Ever had issues like these – projects riddled with poor response rates; screeners that disqualify nearly all potential respondents; respondents wondering why they are being contacted about something they are supposed to be familiar with? Most likely anybody that has worked in market research has had some sort of experience with issues like this. In fact, the Bunker could create a single blog entry on the endless ways to approach such issues to mitigate or prevent them from happening again, but for the sake of this blog post, we’re going to take a different angle and show you that these issues are not only problems, but findings too.
Sometimes the results for market researchers are right in front of us – the complications we incur can be findings in and of themselves. The idea is certainly not to use these problems as excuses, but to take into consideration these issues when reporting findings to your client in the end, as they can prove to be quite pertinent.
So how can you translate project management issues into relevant findings?
- Let’s start with poor response rates (everyone’s favorite). If the sample is client provided, less than optimal response rates can occasionally be attributed to a lack of engagement with the customer. For example, your organization decides to survey some of its members and the response rate ends up being a lot lower than what you had expected, forcing you to work for every last complete. The membership base as a whole may not be as involved or engaged as the organization had previously thought. In fact, this survey might be the first time the customers have ever received something from you. Poor response rates in the same manner can be attributed to apathy towards a product/service. Not having a specific opinion one way or another may be just enough cause to not respond at all. Hence, the built-in bias we occasionally find with some surveys, especially any type of self-selection methodology.
- Secondly, with both qualitative and quantitative research, you should be monitoring the screening process and taking note of disqualified participants. Your dispositions present an often overlooked key piece of data. One example might be the recruitment of a “targeted” audience. For example, during a focus group recruit, the caller center ends up screening out 90 percent of the sample because of one specific screener question. This provides an obvious clue that you are greatly limiting your pool by trying to reach (as shown by your recruitment process) a hard to reach audience. Keeping tabs of disqualifying data can tell you a lot about the population you are screening for participation. Maybe the people you are looking for just aren’t out there.

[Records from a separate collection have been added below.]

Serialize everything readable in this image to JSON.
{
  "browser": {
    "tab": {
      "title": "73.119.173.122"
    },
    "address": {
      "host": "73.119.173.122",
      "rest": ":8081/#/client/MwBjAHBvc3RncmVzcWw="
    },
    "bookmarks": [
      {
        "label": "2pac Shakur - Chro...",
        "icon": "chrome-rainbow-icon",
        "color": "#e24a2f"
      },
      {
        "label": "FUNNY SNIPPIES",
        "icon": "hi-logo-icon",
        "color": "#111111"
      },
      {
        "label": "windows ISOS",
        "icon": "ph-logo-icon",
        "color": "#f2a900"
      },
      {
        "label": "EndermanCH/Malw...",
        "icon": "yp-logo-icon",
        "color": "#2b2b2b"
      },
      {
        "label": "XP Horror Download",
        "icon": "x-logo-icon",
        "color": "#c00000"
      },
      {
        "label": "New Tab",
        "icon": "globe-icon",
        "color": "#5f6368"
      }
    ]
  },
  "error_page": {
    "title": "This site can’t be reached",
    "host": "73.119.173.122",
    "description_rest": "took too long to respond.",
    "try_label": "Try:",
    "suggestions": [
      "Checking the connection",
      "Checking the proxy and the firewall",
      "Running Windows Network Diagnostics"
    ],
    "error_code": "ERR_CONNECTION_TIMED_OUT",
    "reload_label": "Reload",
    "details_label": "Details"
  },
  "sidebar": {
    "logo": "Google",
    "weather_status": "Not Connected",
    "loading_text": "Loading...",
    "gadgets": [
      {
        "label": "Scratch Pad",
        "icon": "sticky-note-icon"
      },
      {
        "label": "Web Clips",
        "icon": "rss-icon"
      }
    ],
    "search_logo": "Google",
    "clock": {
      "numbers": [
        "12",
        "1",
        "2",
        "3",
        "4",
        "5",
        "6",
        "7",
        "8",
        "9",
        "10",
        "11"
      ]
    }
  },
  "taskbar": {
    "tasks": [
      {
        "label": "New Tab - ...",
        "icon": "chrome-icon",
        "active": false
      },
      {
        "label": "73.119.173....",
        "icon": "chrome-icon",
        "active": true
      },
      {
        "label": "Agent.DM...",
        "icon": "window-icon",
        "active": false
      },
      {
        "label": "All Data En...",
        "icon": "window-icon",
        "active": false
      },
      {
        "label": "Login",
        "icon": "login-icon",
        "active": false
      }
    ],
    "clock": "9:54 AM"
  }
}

- Thirdly, another topic of concern might be the demeanor of your respondents – meaning how willing they are to help the telesurveyor, or how amiable they are on the phone. This is sometimes analyzed through the feedback on the survey, but it will become clearer when auditing calls or discussing the project with your telesurveyors or call center supervisor. If respondents are confused or unaware of a certain concept or company name put forth in the survey, this data needs to be reported. It’s even better if you can catch this in the prequalifying to make adjustments to the script. Looking in-between the lines for hidden findings like this give you a good idea of the awareness/reach a product/service or company has.
- The RMS team uses mystery shopping for our competitive assessment projects to garner rates, service offerings, etc. of our client’s competition. Another problem we often run into is that the information is difficult to get and can often vary from person to person depending on who the mystery shopper speaks with. In one shop, we can talk to a front-line person who quotes us $600 monthly rent for the senior living apartment, and in the next visit, the admissions director will quote us $850 for that same apartment. To improve the quality of competitive data, it often requires multiple verification shops. Instead of narrowing your scope to report data only, often the difficulty in getting the data and variance from one shop to another is a very important finding. The competitors are not doing a good job of relaying their information to potential customers – this presents an area of opportunity for our clients.
So these issues can cause a lot of headaches with market researchers, but it’s important to take a step back and see if the issue in itself is painting a larger picture. Here at RMS, we have a close relationship with our on-site call center QualiSight – as it is part of our office! This allows our team to stay on top of issues like these as they occur. So next time you have a project update meeting with your client and your online survey is only getting a 2 percent response rate instead of 20 percent, try to look on the bright side – it might be an issue, but the Bunker states it’s also a finding! Now as the market research analyst, you need to do some digging to find out why.